University of Pittsburgh News

04/18/2024

PITTSBURGH — Physicians who received payments from the manufacturer of a specific set of cardiac devices are more likely to use those devices, often during a common procedure to unblock coronary arteries, according to a research letter published in JAMA authored by researchers from the University of Pittsburgh, University of California, San Francisco, Yale University and the University of Connecticut.

The devices, known as the intravascular microaxial left ventricular assist devices (LVADs), were developed to provide cardiac support, often during percutaneous coronary intervention (PCI) procedures, and have been scrutinized in recent years for concerns about the evidence supporting their safety and effectiveness. The Food and Drug Administration issued a correction on instructions for LVADs last month. The research letter raises questions about how industry payments influence the use of medical devices, which can include high-risk procedures as well as high costs.

Using the national disclosure program Open Payments, the authors examined marketing-related payments from the LVAD manufacturer to cardiologists from 2016 to 2018, then linked these data to Medicare claims to determine which devices were subsequently used in beneficiaries. The team found that physicians who received payments from the manufacturer of LVADs were approximately twice as likely to use the device that year as well as in the following year, suggesting a lasting effect.

Senior author Timothy Anderson, M.D., M.A.S., a primary care physician, health services researcher and assistant professor of medicine at Pitt, explained that their findings align with previous studies showing that even small marketing payments may influence clinical care, but that most prior studies focus on prescription drugs. This study is one of the first to expand to medical devices and raises concern given that intravascular microaxial LVADs are more expensive but not shown to be more safe or effective than alternatives.

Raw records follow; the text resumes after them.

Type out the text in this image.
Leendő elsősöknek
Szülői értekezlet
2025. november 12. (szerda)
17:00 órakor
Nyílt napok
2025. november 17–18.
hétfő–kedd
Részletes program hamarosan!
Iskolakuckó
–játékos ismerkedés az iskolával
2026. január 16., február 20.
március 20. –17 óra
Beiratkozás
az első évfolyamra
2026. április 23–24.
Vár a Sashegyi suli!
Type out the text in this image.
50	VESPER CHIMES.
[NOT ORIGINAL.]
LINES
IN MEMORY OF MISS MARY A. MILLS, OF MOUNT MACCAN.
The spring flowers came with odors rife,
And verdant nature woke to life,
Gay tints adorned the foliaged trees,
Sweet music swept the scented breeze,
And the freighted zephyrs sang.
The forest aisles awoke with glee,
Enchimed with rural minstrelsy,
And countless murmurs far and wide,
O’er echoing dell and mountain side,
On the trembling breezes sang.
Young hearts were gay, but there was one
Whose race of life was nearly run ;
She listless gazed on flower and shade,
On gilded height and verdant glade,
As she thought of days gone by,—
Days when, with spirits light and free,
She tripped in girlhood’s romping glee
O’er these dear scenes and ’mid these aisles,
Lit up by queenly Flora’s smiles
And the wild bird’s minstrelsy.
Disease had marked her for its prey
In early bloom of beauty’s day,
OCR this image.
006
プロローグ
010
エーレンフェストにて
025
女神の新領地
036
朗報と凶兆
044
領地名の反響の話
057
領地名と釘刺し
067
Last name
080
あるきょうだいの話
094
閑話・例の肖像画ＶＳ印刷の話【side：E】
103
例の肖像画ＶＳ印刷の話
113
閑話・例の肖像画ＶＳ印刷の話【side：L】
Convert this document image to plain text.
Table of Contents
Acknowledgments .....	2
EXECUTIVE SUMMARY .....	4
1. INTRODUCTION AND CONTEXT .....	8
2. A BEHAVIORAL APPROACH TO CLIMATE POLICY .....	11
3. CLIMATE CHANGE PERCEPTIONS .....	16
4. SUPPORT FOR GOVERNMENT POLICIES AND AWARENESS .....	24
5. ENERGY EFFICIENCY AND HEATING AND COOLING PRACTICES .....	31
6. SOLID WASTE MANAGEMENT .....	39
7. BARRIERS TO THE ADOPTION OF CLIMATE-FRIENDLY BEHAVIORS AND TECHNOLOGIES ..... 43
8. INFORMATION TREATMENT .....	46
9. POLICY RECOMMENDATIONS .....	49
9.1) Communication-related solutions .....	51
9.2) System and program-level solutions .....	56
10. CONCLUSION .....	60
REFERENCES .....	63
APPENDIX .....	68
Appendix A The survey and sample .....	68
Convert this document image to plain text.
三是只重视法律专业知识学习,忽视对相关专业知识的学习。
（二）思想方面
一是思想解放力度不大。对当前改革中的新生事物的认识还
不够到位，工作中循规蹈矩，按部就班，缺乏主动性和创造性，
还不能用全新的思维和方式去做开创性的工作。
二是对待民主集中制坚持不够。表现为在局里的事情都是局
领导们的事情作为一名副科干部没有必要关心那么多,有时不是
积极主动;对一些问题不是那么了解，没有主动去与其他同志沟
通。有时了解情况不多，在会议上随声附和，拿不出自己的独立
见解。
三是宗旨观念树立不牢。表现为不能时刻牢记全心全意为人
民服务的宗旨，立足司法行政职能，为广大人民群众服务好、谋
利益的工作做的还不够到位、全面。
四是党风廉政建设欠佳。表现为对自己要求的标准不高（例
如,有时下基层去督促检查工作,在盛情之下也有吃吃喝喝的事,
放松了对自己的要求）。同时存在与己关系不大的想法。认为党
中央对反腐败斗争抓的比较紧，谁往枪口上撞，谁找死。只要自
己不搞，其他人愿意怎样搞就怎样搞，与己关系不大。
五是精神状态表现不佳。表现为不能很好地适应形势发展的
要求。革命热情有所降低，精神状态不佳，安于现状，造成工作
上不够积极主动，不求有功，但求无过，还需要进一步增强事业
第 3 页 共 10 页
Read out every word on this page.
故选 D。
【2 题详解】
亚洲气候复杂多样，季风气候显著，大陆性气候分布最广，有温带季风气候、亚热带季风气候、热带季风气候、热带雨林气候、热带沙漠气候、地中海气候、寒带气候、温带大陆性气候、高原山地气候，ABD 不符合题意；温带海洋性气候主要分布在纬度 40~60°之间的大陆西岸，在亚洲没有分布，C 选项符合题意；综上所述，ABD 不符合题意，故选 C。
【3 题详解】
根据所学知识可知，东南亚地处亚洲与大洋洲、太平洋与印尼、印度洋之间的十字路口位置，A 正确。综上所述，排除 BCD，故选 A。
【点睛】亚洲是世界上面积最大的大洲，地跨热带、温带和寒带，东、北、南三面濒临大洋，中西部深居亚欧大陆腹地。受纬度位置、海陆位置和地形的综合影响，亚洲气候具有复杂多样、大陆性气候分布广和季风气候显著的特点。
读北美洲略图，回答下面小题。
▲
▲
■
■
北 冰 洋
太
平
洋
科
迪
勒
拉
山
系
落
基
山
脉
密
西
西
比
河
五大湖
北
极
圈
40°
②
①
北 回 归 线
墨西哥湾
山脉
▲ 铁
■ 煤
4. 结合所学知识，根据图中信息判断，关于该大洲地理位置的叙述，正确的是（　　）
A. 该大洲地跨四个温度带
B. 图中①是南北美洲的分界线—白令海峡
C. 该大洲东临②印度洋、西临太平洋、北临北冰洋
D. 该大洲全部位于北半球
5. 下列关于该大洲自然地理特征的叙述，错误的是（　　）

“These marketing relationships are very different from research partnerships between academia and industry, which are often beneficial in developing new innovations,” said Anderson. “If free meals and gifts to doctors might influence what device is used during a cardiac emergency, it is time to rethink whether these relationships are acceptable.”

Other authors on the study were Sanket Dhruva, M.D., M.H.S., of UCSF, Joseph S. Ross, M.D., M.H.S., of Yale; Michael Steinman, M.D., and Siqi Gan, M.P.H., of UCSF; and Sruthi Muluk, M.D., of University of Connecticut.

This research was supported by Veterans Affairs Health Services Research & Development (#1IK2HX003357) and National Institutes of Health/National Institute on Aging (#K76AG074878, #2K24AG049057, #P30 AG044281).